VG Gießen

Merkliste
Zitieren als:
VG Gießen, Beschluss vom 27.06.2024 - 4 L 1954/24.GI.A - asyl.net: M32500
https://www.asyl.net/rsdb/m32500
Leitsatz:

Verlust von Identitätspapieren durch Dritte stellt keine mutwillige Vernichtung dar:

1. Nach der Neuregelung des § 30 AsylG kann ein Asylantrag als offensichtlich unbegründet abgelehnt werden, wenn ein Identitäts- oder Reisedokument, das die Feststellung der Identität ermöglicht hätte, mutwillig vernichtet oder beseitigt wird oder die Umstände offensichtlich diese Annahme rechtfertigen, § 30 Abs. 1 Nr. 4 AsylG. 

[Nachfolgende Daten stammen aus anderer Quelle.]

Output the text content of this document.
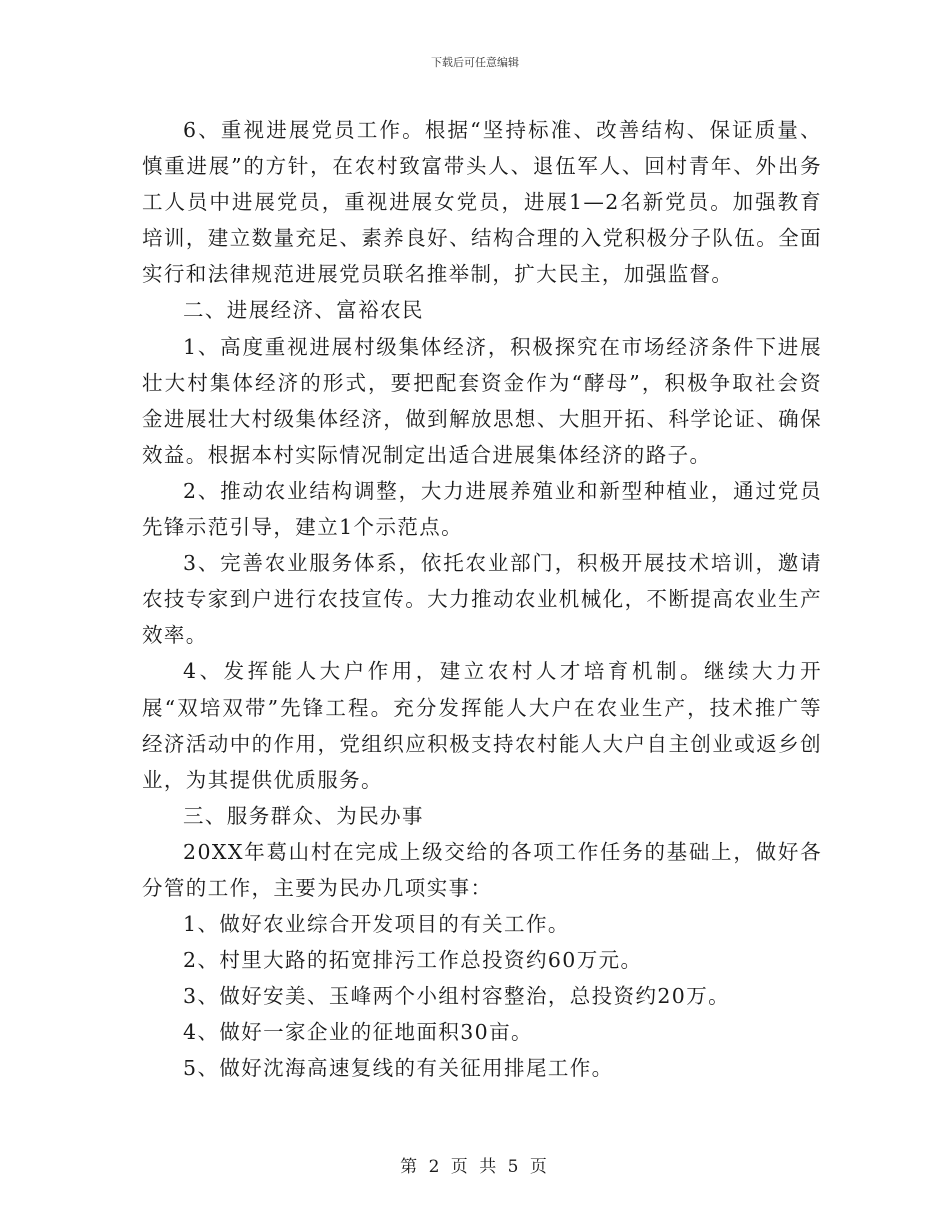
下载后可任意编辑

6、重视进展党员工作。根据“坚持标准、改善结构、保证质量、慎重进展”的方针，在农村致富带头人、退伍军人、回村青年、外出务工人员中进展党员，重视进展女党员，进展1—2名新党员。加强教育培训，建立数量充足、素养良好、结构合理的入党积极分子队伍。全面实行和法律规范进展党员联名推举制，扩大民主，加强监督。

二、进展经济、富裕农民

1、高度重视进展村级集体经济，积极探究在市场经济条件下进展壮大村集体经济的形式，要把配套资金作为“酵母”，积极争取社会资金进展壮大村级集体经济，做到解放思想、大胆开拓、科学论证、确保效益。根据本村实际情况制定出适合进展集体经济的路子。

2、推动农业结构调整，大力进展养殖业和新型种植业，通过党员先锋示范引导，建立1个示范点。

3、完善农业服务体系，依托农业部门，积极开展技术培训，邀请农技专家到户进行农技宣传。大力推动农业机械化，不断提高农业生产效率。

4、发挥能人大户作用，建立农村人才培育机制。继续大力开展“双培双带”先锋工程。充分发挥能人大户在农业生产，技术推广等经济活动中的作用，党组织应积极支持农村能人大户自主创业或返乡创业，为其提供优质服务。

三、服务群众、为民办事

20XX年葛山村在完成上级交给的各项工作任务的基础上，做好各分管的工作，主要为民办几项实事：

1、做好农业综合开发项目的有关工作。

2、村里大路的拓宽排污工作总投资约60万元。

3、做好安美、玉峰两个小组村容整治，总投资约20万。

4、做好一家企业的征地面积30亩。

5、做好沈海高速复线的有关征用排尾工作。

第 2 页 共 5 页
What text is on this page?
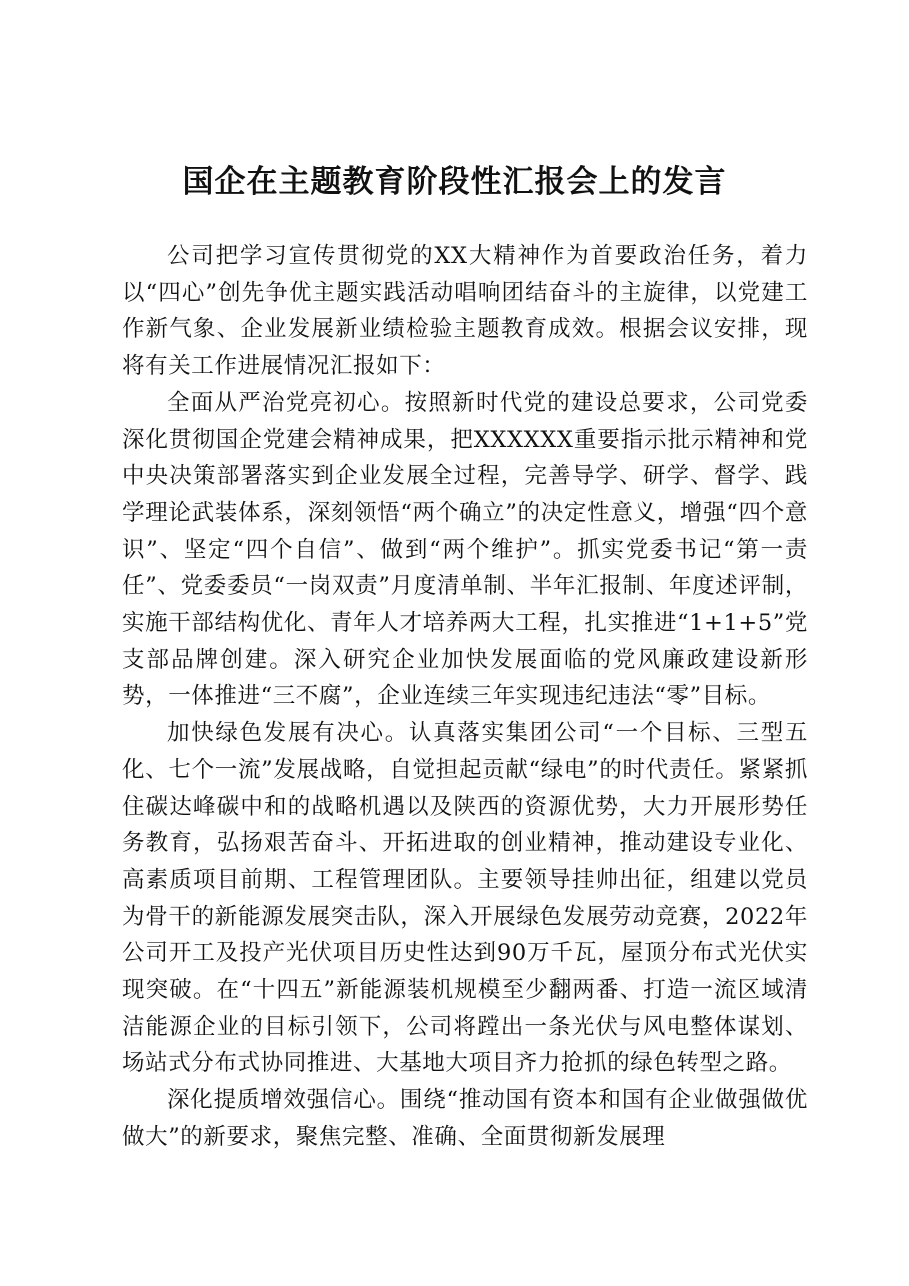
国企在主题教育阶段性汇报会上的发言

公司把学习宣传贯彻党的XX大精神作为首要政治任务，着力以“四心”创先争优主题实践活动唱响团结奋斗的主旋律，以党建工作新气象、企业发展新业绩检验主题教育成效。根据会议安排，现将有关工作进展情况汇报如下：

全面从严治党亮初心。按照新时代党的建设总要求，公司党委深化贯彻国企党建会精神成果，把XXXXXX重要指示批示精神和党中央决策部署落实到企业发展全过程，完善导学、研学、督学、践学理论武装体系，深刻领悟“两个确立”的决定性意义，增强“四个意识”、坚定“四个自信”、做到“两个维护”。抓实党委书记“第一责任”、党委委员“一岗双责”月度清单制、半年汇报制、年度述评制，实施干部结构优化、青年人才培养两大工程，扎实推进“1+1+5”党支部品牌创建。深入研究企业加快发展面临的党风廉政建设新形势，一体推进“三不腐”，企业连续三年实现违纪违法“零”目标。

加快绿色发展有决心。认真落实集团公司“一个目标、三型五化、七个一流”发展战略，自觉担起贡献“绿电”的时代责任。紧紧抓住碳达峰碳中和的战略机遇以及陕西的资源优势，大力开展形势任务教育，弘扬艰苦奋斗、开拓进取的创业精神，推动建设专业化、高素质项目前期、工程管理团队。主要领导挂帅出征，组建以党员为骨干的新能源发展突击队，深入开展绿色发展劳动竞赛，2022年公司开工及投产光伏项目历史性达到90万千瓦，屋顶分布式光伏实现突破。在“十四五”新能源装机规模至少翻两番、打造一流区域清洁能源企业的目标引领下，公司将蹚出一条光伏与风电整体谋划、场站式分布式协同推进、大基地大项目齐力抢抓的绿色转型之路。

深化提质增效强信心。围绕“推动国有资本和国有企业做强做优做大”的新要求，聚焦完整、准确、全面贯彻新发展理
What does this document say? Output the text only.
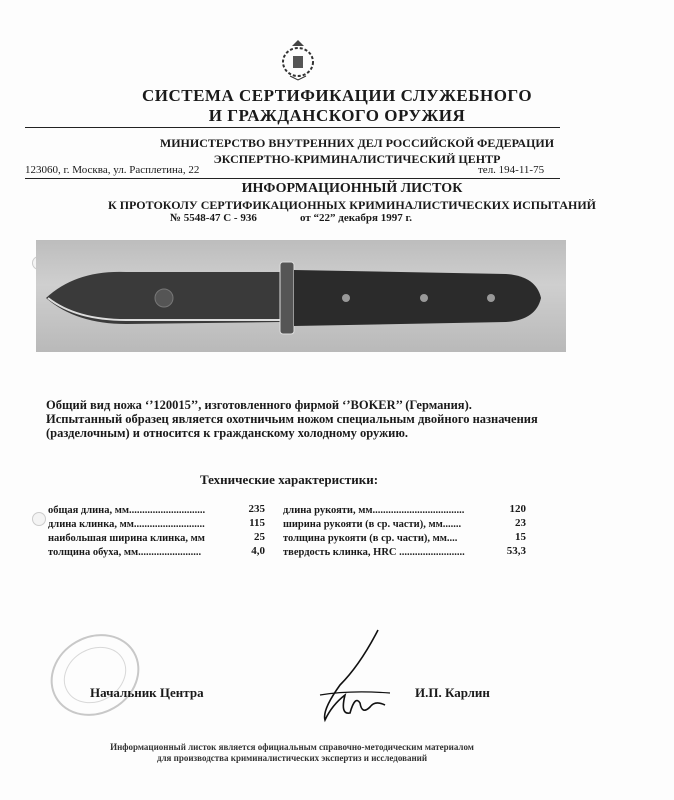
СИСТЕМА СЕРТИФИКАЦИИ СЛУЖЕБНОГО
И ГРАЖДАНСКОГО ОРУЖИЯ
МИНИСТЕРСТВО ВНУТРЕННИХ ДЕЛ РОССИЙСКОЙ ФЕДЕРАЦИИ
ЭКСПЕРТНО-КРИМИНАЛИСТИЧЕСКИЙ ЦЕНТР
123060, г. Москва, ул. Расплетина, 22	тел. 194-11-75
ИНФОРМАЦИОННЫЙ ЛИСТОК
К ПРОТОКОЛУ СЕРТИФИКАЦИОННЫХ КРИМИНАЛИСТИЧЕСКИХ ИСПЫТАНИЙ
№ 5548-47 С - 936	от “22” декабря 1997 г.
Общий вид ножа ‘’120015’’, изготовленного фирмой ‘’BOKER’’ (Германия).
Испытанный образец является охотничьим ножом специальным двойного назначения
(разделочным) и относится к гражданскому холодному оружию.
Технические характеристики:
общая длина, мм.............................	235
длина клинка, мм...........................	115
наибольшая ширина клинка, мм	25
толщина обуха, мм........................	4,0
длина рукояти, мм...................................	120
ширина рукояти (в ср. части), мм.......	23
толщина рукояти (в ср. части), мм....	15
твердость клинка, HRC .........................	53,3
Начальник Центра	И.П. Карлин
Информационный листок является официальным справочно-методическим материалом
для производства криминалистических экспертиз и исследований
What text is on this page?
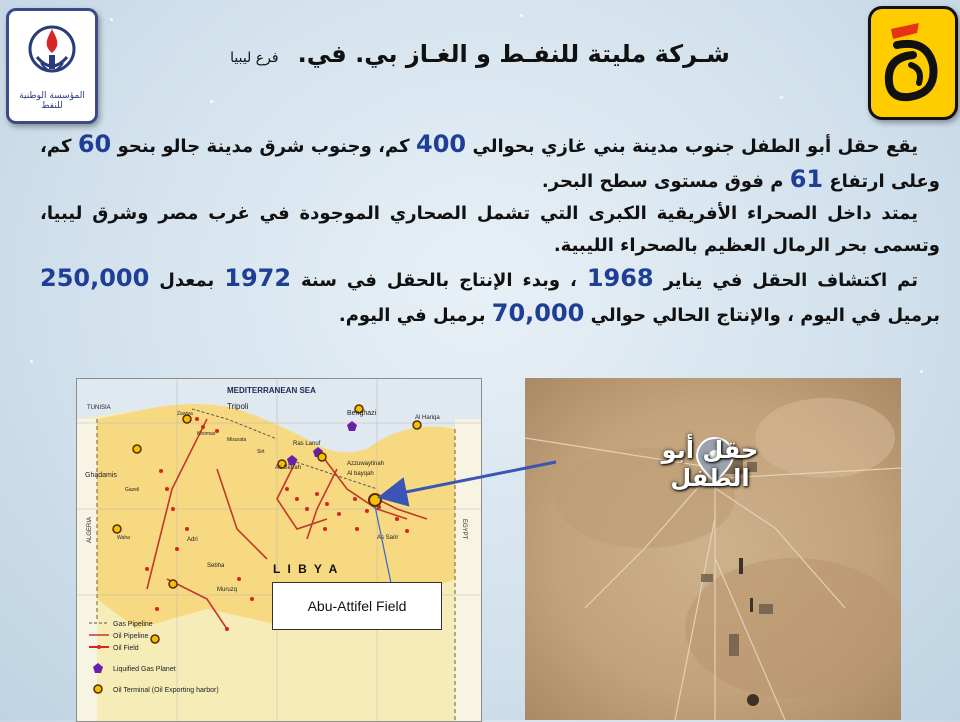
المؤسسة الوطنية للنفط
شـركة مليتة للنفـط و الغـاز بي. في. فرع ليبيا

يقع حقل أبو الطفل جنوب مدينة بني غازي بحوالي 400 كم، وجنوب شرق مدينة جالو بنحو 60 كم، وعلى ارتفاع 61 م فوق مستوى سطح البحر.

يمتد داخل الصحراء الأفريقية الكبرى التي تشمل الصحاري الموجودة في غرب مصر وشرق ليبيا، وتسمى بحر الرمال العظيم بالصحراء الليبية.

تم اكتشاف الحقل في يناير 1968 ، وبدء الإنتاج بالحقل في سنة 1972 بمعدل 250,000 برميل في اليوم ، والإنتاج الحالي حوالي 70,000 برميل في اليوم.

MEDITERRANEAN SEA
Tripoli
TUNISIA
Zawiya
Khomas
Misurata
Sirt
Benghazi
Ras Lanuf
As Sidrah
Azzuwaytinah
Al bayqah
Al Hariqa
Ghadamis
Gazeil
Waha	Adri
Sebha
Muruzq
As Sarir
L I B Y A
ALGERIA	EGYPT
Gas Pipeline
Oil Pipeline
Oil Field
Liquified Gas Planet
Oil Terminal (Oil Exporting harbor)
Abu-Attifel Field
حقل أبو الطفل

2. Eine mutwillige Vernichtung oder Beseitigung von Papieren im Sinne dieser Vorschrift ist nicht erkennbar, wenn die Identitätspapiere in einem Rucksack zur Aufbewahrung an einen LKW-Fahrer übergeben worden und dann verloren gegangen sind.  Aus diesem Verhalten des Antragstellers kann keine mutwillige Vernichtung oder Beseitigung geschlossen werden, auch wenn er nicht sehr sorgsam mit den eigenen Papieren umgegangen sein mag.

(Leitsätze der Redaktion)

Schlagwörter: Asylverfahren, offensichtlich unbegründet, mutwillige Vernichtung oder Beseitigung
Normen: AsylG § 30 Abs. 1 Nr. 4
Auszüge:

[...]

Vorliegend hat das Bundesamt den Asylantrag des Antragstellers auf Grundlage der Regelung des § 30 Abs. 1 Nr. 4 AsylG als offensichtlich unbegründet abgelehnt. Nach dieser Vorschrift ist ein unbegründeter Asylantrag als offensichtlich unbegründet abzulehnen, wenn der Ausländer ein Identitäts- oder Reisedokument, das die Feststellung seiner Identität oder Staatsangehörigkeit ermöglicht hätte, mutwillig vernichtet oder beseitigt hat oder die Umstände offensichtlich diese Annahme rechtfertigen. Die Antragsgegnerin schließt aus dem Vorbringen des Antragstellers, er habe seinen Reisepass und seine ID-Karte in einem Rucksack gehabt und diesen dem LKW-Fahrer gegeben, der ihn verloren habe, dass der Antragsteller die Dokumente mutwillig vernichtet bzw. beseitigt habe. Dem vermag das Gericht nicht zu folgen. Selbst wenn man davon ausgeht, dass der Kläger mit seinen Dokumenten nicht besonders sorgfältig umgegangen ist, indem er sie einem Dritten anvertraut hat, so rechtfertigt dies allein jedoch noch nicht den Schluss, dass er seine Dokumente hierdurch mutwillig vernichten bzw. beseitigen wollte. [...]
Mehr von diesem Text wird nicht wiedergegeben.